Avec, finalement, la confirmation des limites d’un tel dispositif –une entreprise qui a par ailleurs fait l’objet de vives critiques par le biologiste Jacques Testart et Marie-Angèle Hermitte dans les colonnes du Figaro. «Ce n'est pas une vision de l'opinion française que nous transmettons; c'est une vision des gens qui ont participé à ces États généraux», a pour sa part reconnu le Pr Jean-François Delfraissy, président du CCNE. Ainsi, aucun écho de «la France profonde et la banlieue», et «présence d'un certain nombre de militants qui ont pu monopoliser la parole sur certains sujets», à commencer par la procréation médicalement assistée (PMA) et les modalités de la fin de vie.

Deux visions incompatibles

Parmi les innombrables sujets abordés, le plus observé, le plus politique et le plus d’actualité était celui de l’ouverture à «toutes les femmes» des techniques de la PMA –soit en pratique l’insémination artificielle avec sperme de donneur pratiquée dans des centres médicaux spécialisés. Extraits du rapport de synthèse:

«Parmi les arguments développés par les personnes favorables à l’ouverture de la PMA à toutes les femmes, la demande d’égalité est prépondérante sachant qu’il n’existe pas de critères légitimes pour juger ou disqualifier le désir d’enfant des femmes célibataires et des couples homosexuels. “Égalité” qui se décline en:

  • Une égalité de situation –couple de femmes mariées– qui justifie une égalité de traitement légitimant l’accès aux techniques de la PMA. Le fait que certains actes médicaux soient réservés à des individus selon leur orientation sexuelle est vécu comme une discrimination.
  • Une égalité par rapport à la possibilité qu’ont les femmes seules ou en couple d’adopter un enfant.
  • La suppression d’une inégalité financière entre celles qui peuvent aller à l’étranger réaliser cette PMA, et celles qui ne le peuvent pas [...] même si les coûts afférents aux grossesses et aux traitements hormonaux sont déjà pris en charge en France.

Le droit des femmes de disposer de leur corps est également énoncé.»

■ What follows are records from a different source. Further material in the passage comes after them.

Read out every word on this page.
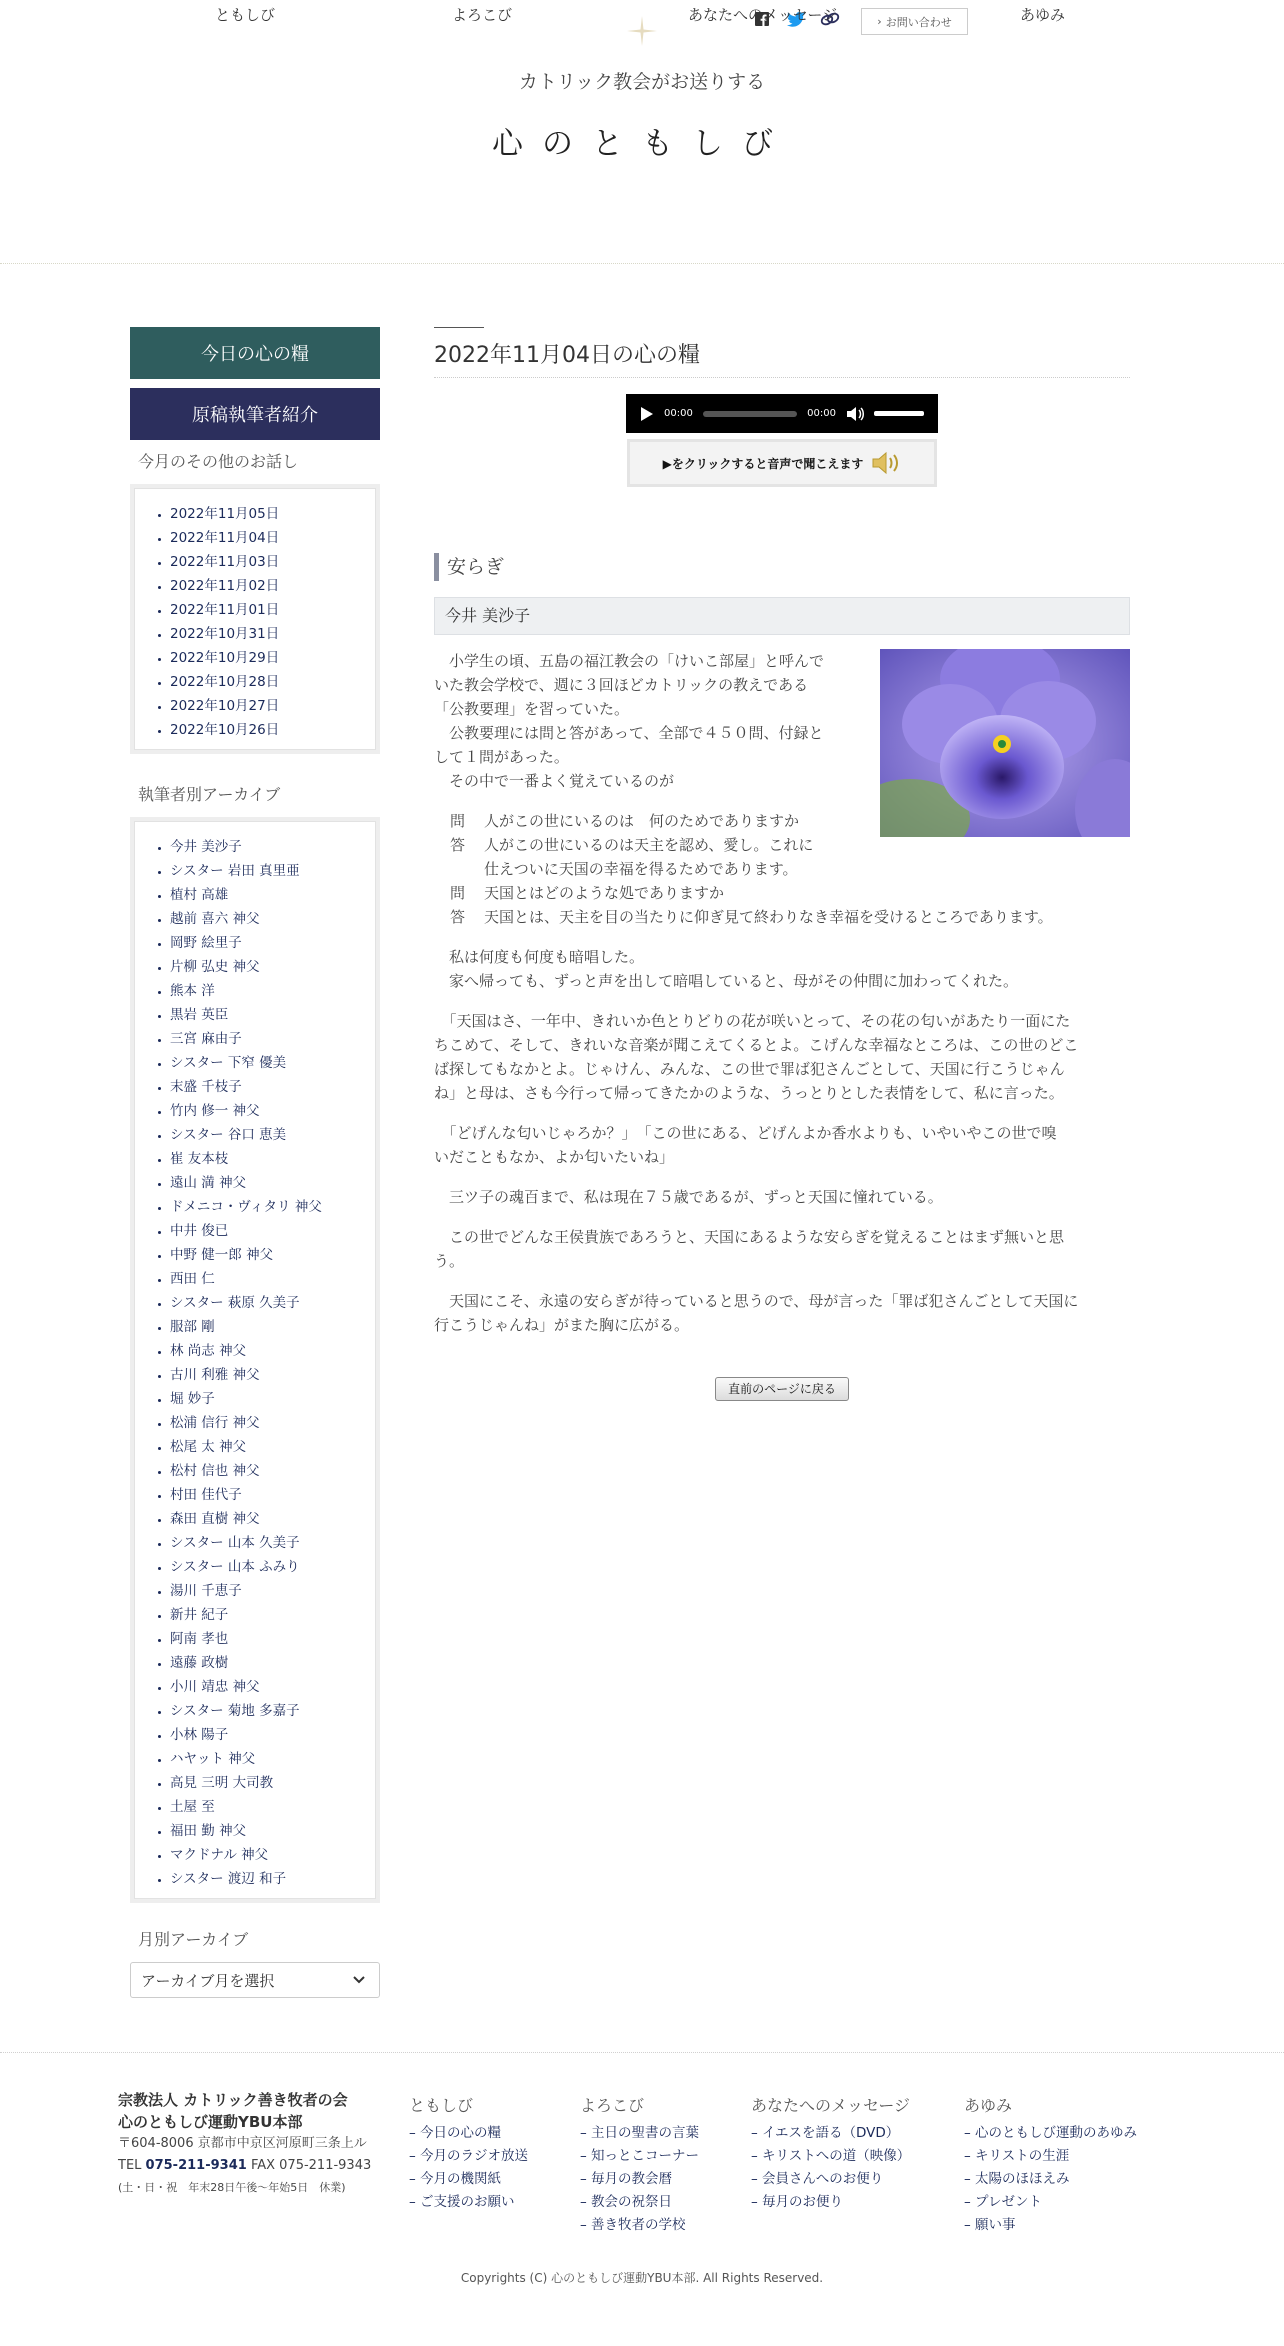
› お問い合わせ
カトリック教会がお送りする
心のともしび
ともしび	よろこび	あなたへのメッセージ	あゆみ
今日の心の糧
原稿執筆者紹介
今月のその他のお話し
• 2022年11月05日
• 2022年11月04日
• 2022年11月03日
• 2022年11月02日
• 2022年11月01日
• 2022年10月31日
• 2022年10月29日
• 2022年10月28日
• 2022年10月27日
• 2022年10月26日
執筆者別アーカイブ
• 今井 美沙子
• シスター 岩田 真里亜
• 植村 高雄
• 越前 喜六 神父
• 岡野 絵里子
• 片柳 弘史 神父
• 熊本 洋
• 黒岩 英臣
• 三宮 麻由子
• シスター 下窄 優美
• 末盛 千枝子
• 竹内 修一 神父
• シスター 谷口 恵美
• 崔 友本枝
• 遠山 満 神父
• ドメニコ・ヴィタリ 神父
• 中井 俊已
• 中野 健一郎 神父
• 西田 仁
• シスター 萩原 久美子
• 服部 剛
• 林 尚志 神父
• 古川 利雅 神父
• 堀 妙子
• 松浦 信行 神父
• 松尾 太 神父
• 松村 信也 神父
• 村田 佳代子
• 森田 直樹 神父
• シスター 山本 久美子
• シスター 山本 ふみり
• 湯川 千恵子
• 新井 紀子
• 阿南 孝也
• 遠藤 政樹
• 小川 靖忠 神父
• シスター 菊地 多嘉子
• 小林 陽子
• ハヤット 神父
• 高見 三明 大司教
• 土屋 至
• 福田 勤 神父
• マクドナル 神父
• シスター 渡辺 和子
月別アーカイブ
アーカイブ月を選択
2022年11月04日の心の糧
00:00	00:00
▶をクリックすると音声で聞こえます
安らぎ
今井 美沙子
　小学生の頃、五島の福江教会の「けいこ部屋」と呼んで
いた教会学校で、週に３回ほどカトリックの教えである
「公教要理」を習っていた。
　公教要理には問と答があって、全部で４５０問、付録と
して１問があった。
　その中で一番よく覚えているのが
問	人がこの世にいるのは　何のためでありますか
答	人がこの世にいるのは天主を認め、愛し。これに
仕えついに天国の幸福を得るためであります。
問	天国とはどのような処でありますか
答	天国とは、天主を目の当たりに仰ぎ見て終わりなき幸福を受けるところであります。
　私は何度も何度も暗唱した。
　家へ帰っても、ずっと声を出して暗唱していると、母がその仲間に加わってくれた。
　「天国はさ、一年中、きれいか色とりどりの花が咲いとって、その花の匂いがあたり一面にた
ちこめて、そして、きれいな音楽が聞こえてくるとよ。こげんな幸福なところは、この世のどこ
ば探してもなかとよ。じゃけん、みんな、この世で罪ば犯さんごとして、天国に行こうじゃん
ね」と母は、さも今行って帰ってきたかのような、うっとりとした表情をして、私に言った。
　「どげんな匂いじゃろか？」　「この世にある、どげんよか香水よりも、いやいやこの世で嗅
いだこともなか、よか匂いたいね」
　三ツ子の魂百まで、私は現在７５歳であるが、ずっと天国に憧れている。
　この世でどんな王侯貴族であろうと、天国にあるような安らぎを覚えることはまず無いと思
う。
　天国にこそ、永遠の安らぎが待っていると思うので、母が言った「罪ば犯さんごとして天国に
行こうじゃんね」がまた胸に広がる。
直前のページに戻る
宗教法人 カトリック善き牧者の会
心のともしび運動YBU本部
〒604-8006 京都市中京区河原町三条上ル
TEL 075-211-9341 FAX 075-211-9343
(土・日・祝　年末28日午後〜年始5日　休業)
ともしび
– 今日の心の糧
– 今月のラジオ放送
– 今月の機関紙
– ご支援のお願い
よろこび
– 主日の聖書の言葉
– 知っとこコーナー
– 毎月の教会暦
– 教会の祝祭日
– 善き牧者の学校
あなたへのメッセージ
– イエスを語る（DVD）
– キリストへの道（映像）
– 会員さんへのお便り
– 毎月のお便り
あゆみ
– 心のともしび運動のあゆみ
– キリストの生涯
– 太陽のほほえみ
– プレゼント
– 願い事
Copyrights (C) 心のともしび運動YBU本部. All Rights Reserved.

«Chez les personnes défavorables à l’ouverture de la PMA, la notion de nature et les droits des enfants sont fortement mobilisés. La crainte que la logique technique n’altère les “lois naturelles” qui veulent que la procréation soit indissociable de la sexualité et que “une femme ne peut naturellement et biologiquement pas faire un enfant seule” s’exprime fréquemment. Les droits des enfants doivent être prioritaires sur ce qui est considéré comme l’expression d’un désir de la part des femmes, que certains jugent égoïste. L’enfant deviendrait alors «une chose, objet de désir, de technique et de marchandisation». Un désir –même compréhensible– peut-il aboutir à un droit? Beaucoup d’arguments se concentrent par ailleurs sur les angoisses, critiques et dangers d’une procréation sans père mettant en avant le besoin, le droit pour l’enfant d’avoir un père. L’ouverture de la PMA créerait ainsi des inégalités entre les enfants selon qu’ils auront ou non un père.»

Pour le Pr Delfraissy, la «PMA pour toutes» est dans une impasse. «Non, il n’y a pas consensus, a-t-il déclaré au Monde. Des opinions divergentes se sont exprimées. Mais, sur la question de la procréation, d’autres thématiques ont émergé, comme l’accès aux origines des enfants conçus par procréation médicalement assistée avec don de gamètes. Face au dogme de l’anonymat des donneurs, une revendication forte en faveur de l’autonomie de l’individu et de l’accès au père biologique se fait entendre. De plus, des innovations technologiques, comme les grandes bases de données génomiques qui permettent de retrouver des parents biologiques, rendent ce dogme obsolète. L’autre sujet est celui de l’autoconservation des ovocytes, pour laquelle il y a également une demande et qui doit susciter la réflexion.»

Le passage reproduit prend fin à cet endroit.